Report published: Familial genomic information: scope, context and implications for practice
This report outlines the case for further guidance and related support to healthcare professionals to maximise the possibility of genomic information being shared with all relevant family members.
Genetic and genomic test results are often relevant to more than one family member. Professional guidance has long held that healthcare professionals must balance their duty of confidentiality to their patient with the prevention of harm to others.
The welcome judgement of ABC v St George’s Healthcare NHS Trust established a legal duty to consider the disclosure of information in particular circumstances where a relative is at risk of serious harm. However some healthcare professionals have faced difficulties in understanding how to implement current guidance and how to interpret the ABC v St George’s Healthcare NHS Trust case.
A workshop jointly organised between the PHG Foundation and Centre for Personalised Medicine, University of Oxford, and led by Professor Anneke Lucassen, asked
- What are the considerations and challenges encountered in clinical practice in relation to sharing genomic information with a patient’s biological relatives?
- How do ethical and legal obligations impact on professionals and their practice?
- What are the implications of the ABC judgment? How might the judgment make a difference to practice or guidance?
- How might guidance such as that from the JCGM on consent and confidentiality be updated?
Familial genomic information: scope, context and implications for practice is an analysis of the 2023 workshop discussion between more than 50 representatives from patient organisations, and academics, lawyers, and healthcare professionals from several specialities.

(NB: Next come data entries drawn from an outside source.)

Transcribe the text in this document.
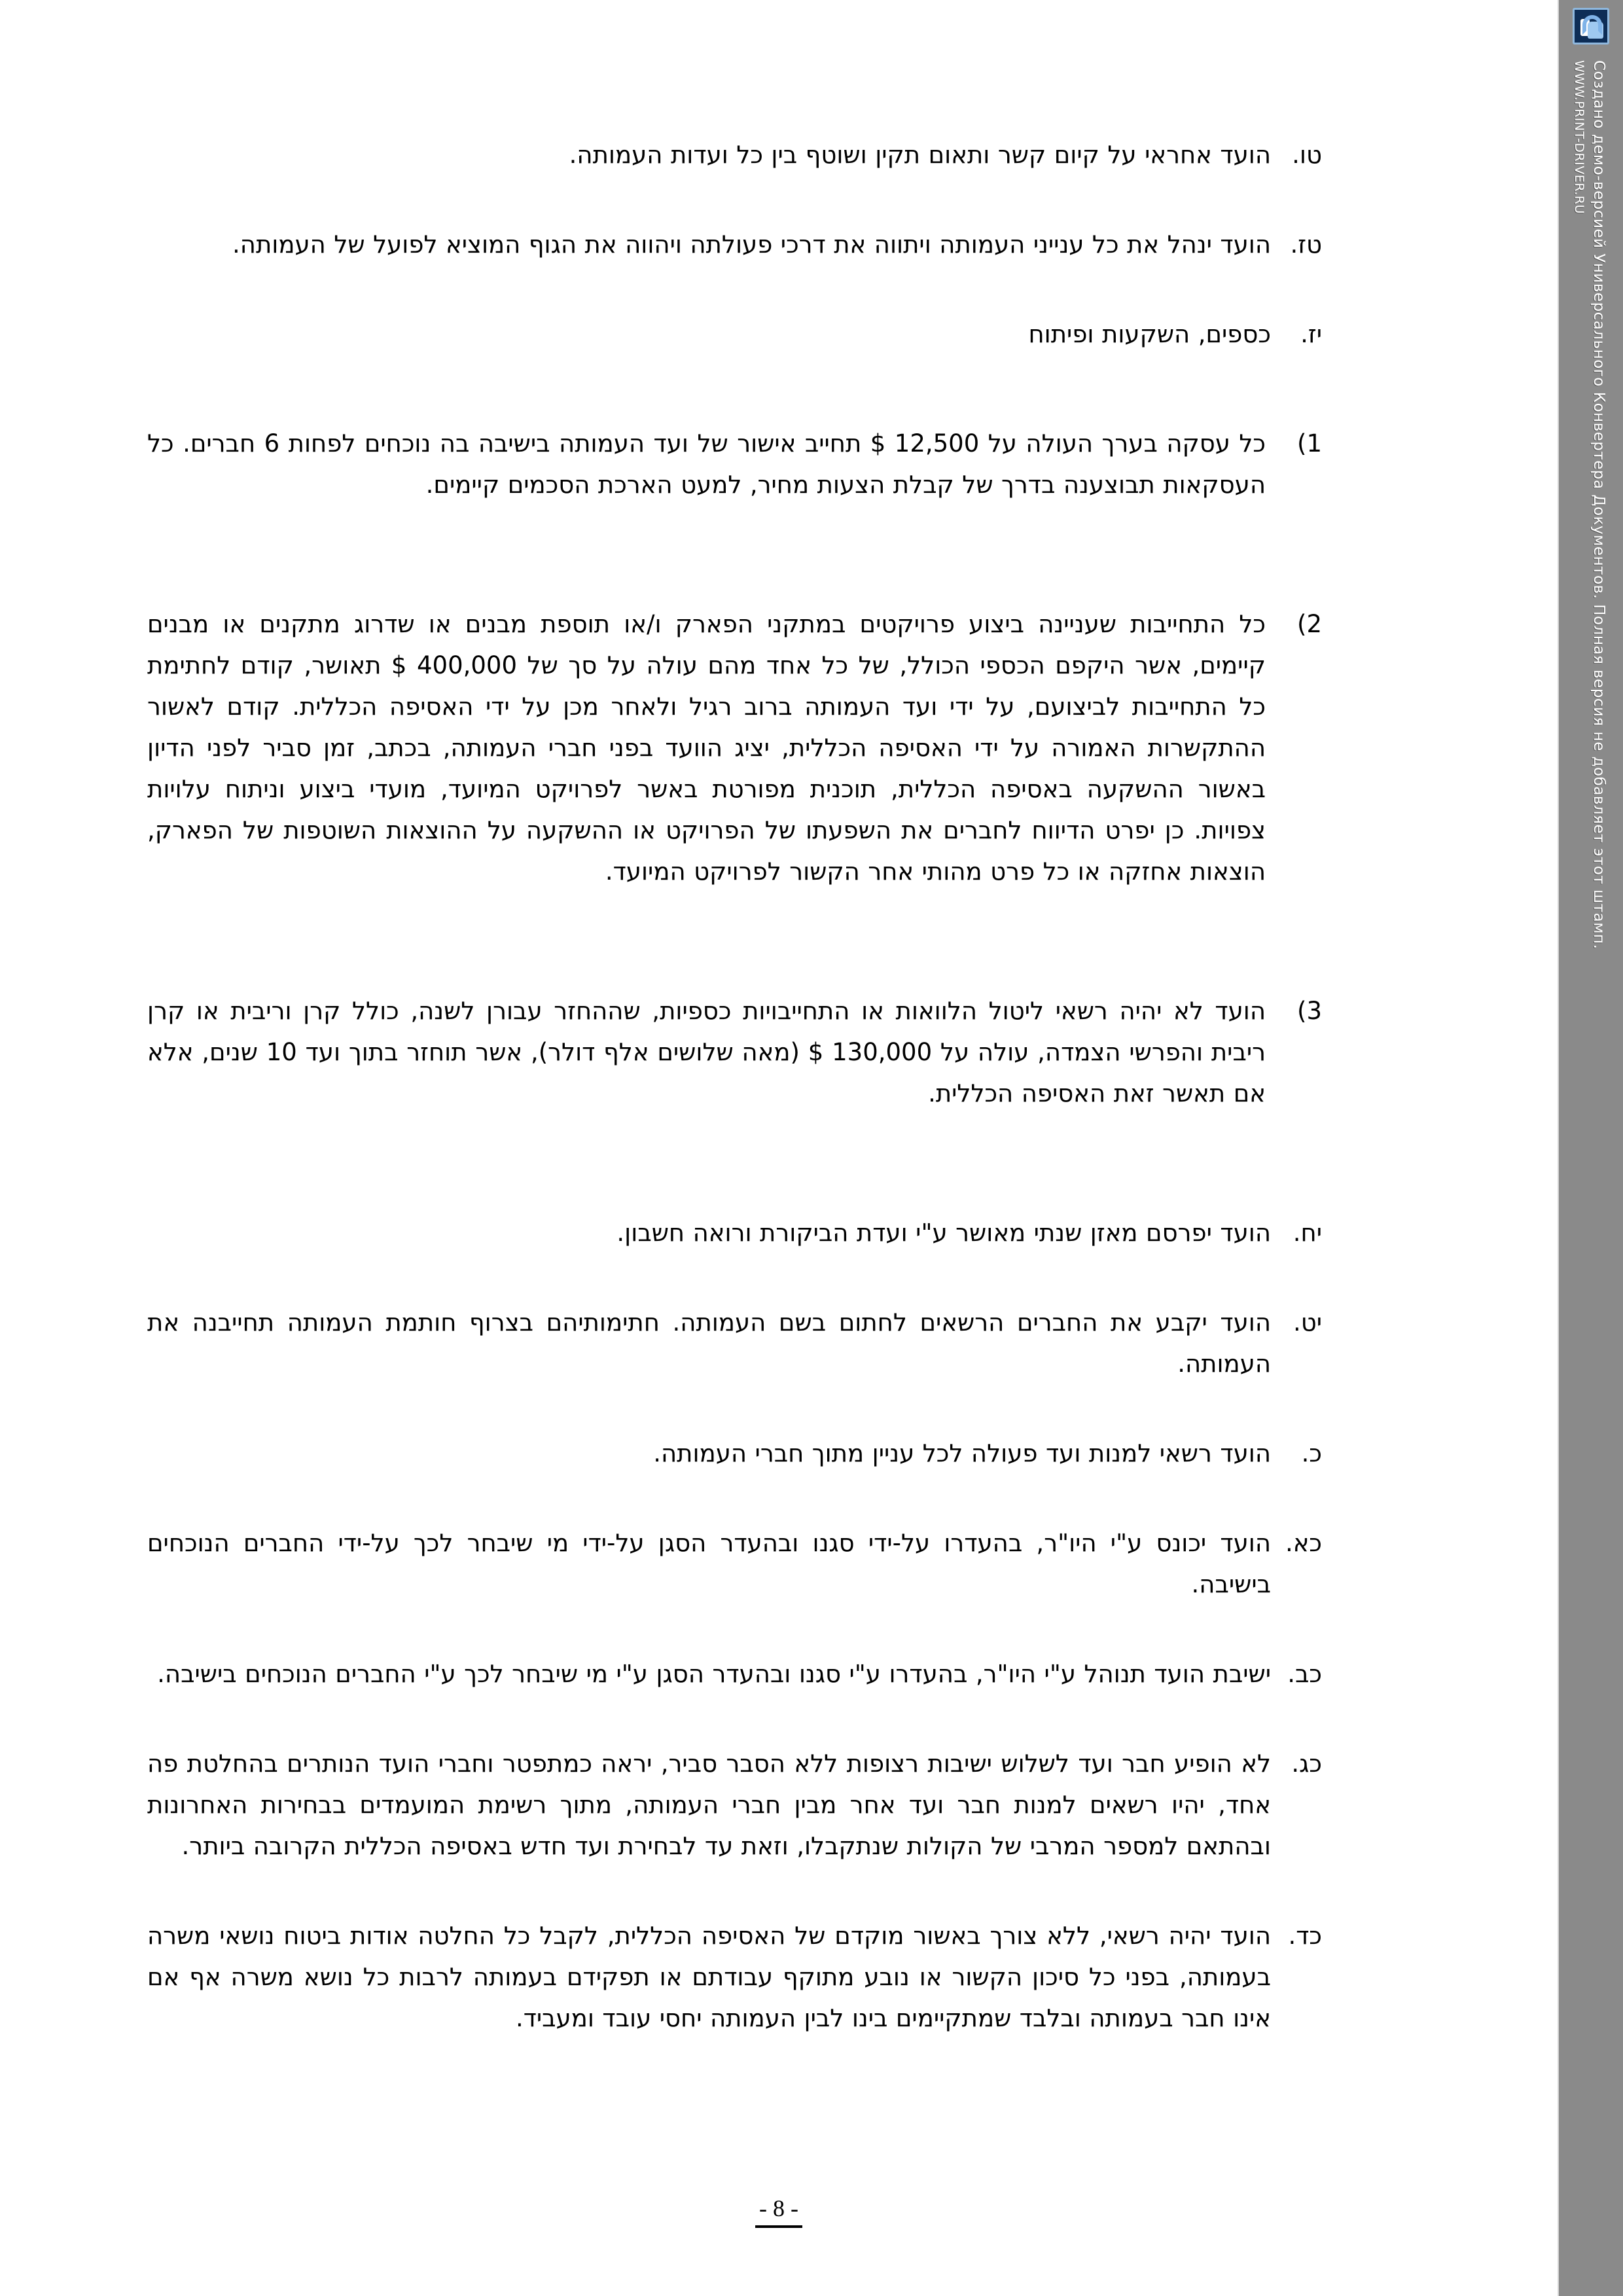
טו.
הועד אחראי על קיום קשר ותאום תקין ושוטף בין כל ועדות העמותה.
טז.
הועד ינהל את כל ענייני העמותה ויתווה את דרכי פעולתה ויהווה את הגוף המוציא לפועל של העמותה.
יז.
כספים, השקעות ופיתוח
1)
כל עסקה בערך העולה על 12,500 $ תחייב אישור של ועד העמותה בישיבה בה נוכחים לפחות 6 חברים. כל העסקאות תבוצענה בדרך של קבלת הצעות מחיר, למעט הארכת הסכמים קיימים.
2)
כל התחייבות שעניינה ביצוע פרויקטים במתקני הפארק ו/או תוספת מבנים או שדרוג מתקנים או מבנים קיימים, אשר היקפם הכספי הכולל, של כל אחד מהם עולה על סך של 400,000 $ תאושר, קודם לחתימת כל התחייבות לביצועם, על ידי ועד העמותה ברוב רגיל ולאחר מכן על ידי האסיפה הכללית. קודם לאשור ההתקשרות האמורה על ידי האסיפה הכללית, יציג הוועד בפני חברי העמותה, בכתב, זמן סביר לפני הדיון באשור ההשקעה באסיפה הכללית, תוכנית מפורטת באשר לפרויקט המיועד, מועדי ביצוע וניתוח עלויות צפויות. כן יפרט הדיווח לחברים את השפעתו של הפרויקט או ההשקעה על ההוצאות השוטפות של הפארק, הוצאות אחזקה או כל פרט מהותי אחר הקשור לפרויקט המיועד.
3)
הועד לא יהיה רשאי ליטול הלוואות או התחייבויות כספיות, שההחזר עבורן לשנה, כולל קרן וריבית או קרן ריבית והפרשי הצמדה, עולה על 130,000 $ (מאה שלושים אלף דולר), אשר תוחזר בתוך ועד 10 שנים, אלא אם תאשר זאת האסיפה הכללית.
יח.
הועד יפרסם מאזן שנתי מאושר ע"י ועדת הביקורת ורואה חשבון.
יט.
הועד יקבע את החברים הרשאים לחתום בשם העמותה. חתימותיהם בצרוף חותמת העמותה תחייבנה את העמותה.
כ.
הועד רשאי למנות ועד פעולה לכל עניין מתוך חברי העמותה.
כא.
הועד יכונס ע"י היו"ר, בהעדרו על-ידי סגנו ובהעדר הסגן על-ידי מי שיבחר לכך על-ידי החברים הנוכחים בישיבה.
כב.
ישיבת הועד תנוהל ע"י היו"ר, בהעדרו ע"י סגנו ובהעדר הסגן ע"י מי שיבחר לכך ע"י החברים הנוכחים בישיבה.
כג.
לא הופיע חבר ועד לשלוש ישיבות רצופות ללא הסבר סביר, יראה כמתפטר וחברי הועד הנותרים בהחלטת פה אחד, יהיו רשאים למנות חבר ועד אחר מבין חברי העמותה, מתוך רשימת המועמדים בבחירות האחרונות ובהתאם למספר המרבי של הקולות שנתקבלו, וזאת עד לבחירת ועד חדש באסיפה הכללית הקרובה ביותר.
כד.
הועד יהיה רשאי, ללא צורך באשור מוקדם של האסיפה הכללית, לקבל כל החלטה אודות ביטוח נושאי משרה בעמותה, בפני כל סיכון הקשור או נובע מתוקף עבודתם או תפקידם בעמותה לרבות כל נושא משרה אף אם אינו חבר בעמותה ובלבד שמתקיימים בינו לבין העמותה יחסי עובד ומעביד.
- 8 -
Создано демо-версией Универсального Конвертера Документов. Полная версия не добавляет этот штамп.
WWW.PRINT-DRIVER.RU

A background paper is also available
About the familial genomic information project
Genetic and genomic test results frequently have implications not only for the person identified with a genetic condition but also for other family members. Communicating test results requires counselling that is sensitive consideration of family dynamics at what is often a complex and difficult time. Support to understand the importance of sharing results is also important.
In some cases a patient may refuse to share information themselves or to consent to disclosure of this confidential patient information directly to relatives. In making the difficult decision to breach confidentiality, the healthcare professional must weigh the patient’s rights and interests (and the public interest in maintaining medical confidentiality) with the significance of the information for relatives.
As genome sequencing becomes mainstream and the genomic information generated in clinical and closely aligned research studies increases new pressures on clinical practice emerge and there maybe less time and expertise available to deal with such dilemmas. Such issues arise in at least half of all cases discussed at the UK Genethics Forum.
In order to set appropriate and consistent policies for the management of familial genomic information across the healthcare system, there is a need to review the ethical debate, the range of international approaches adopted to this issue, and an evaluation of the legal framework governing familial genomic data. The legal dimensions include confidentiality, privacy and data protection law, which we have already identified as giving rise to significant ambiguity in reconciling the interests of multiple family members in the same data.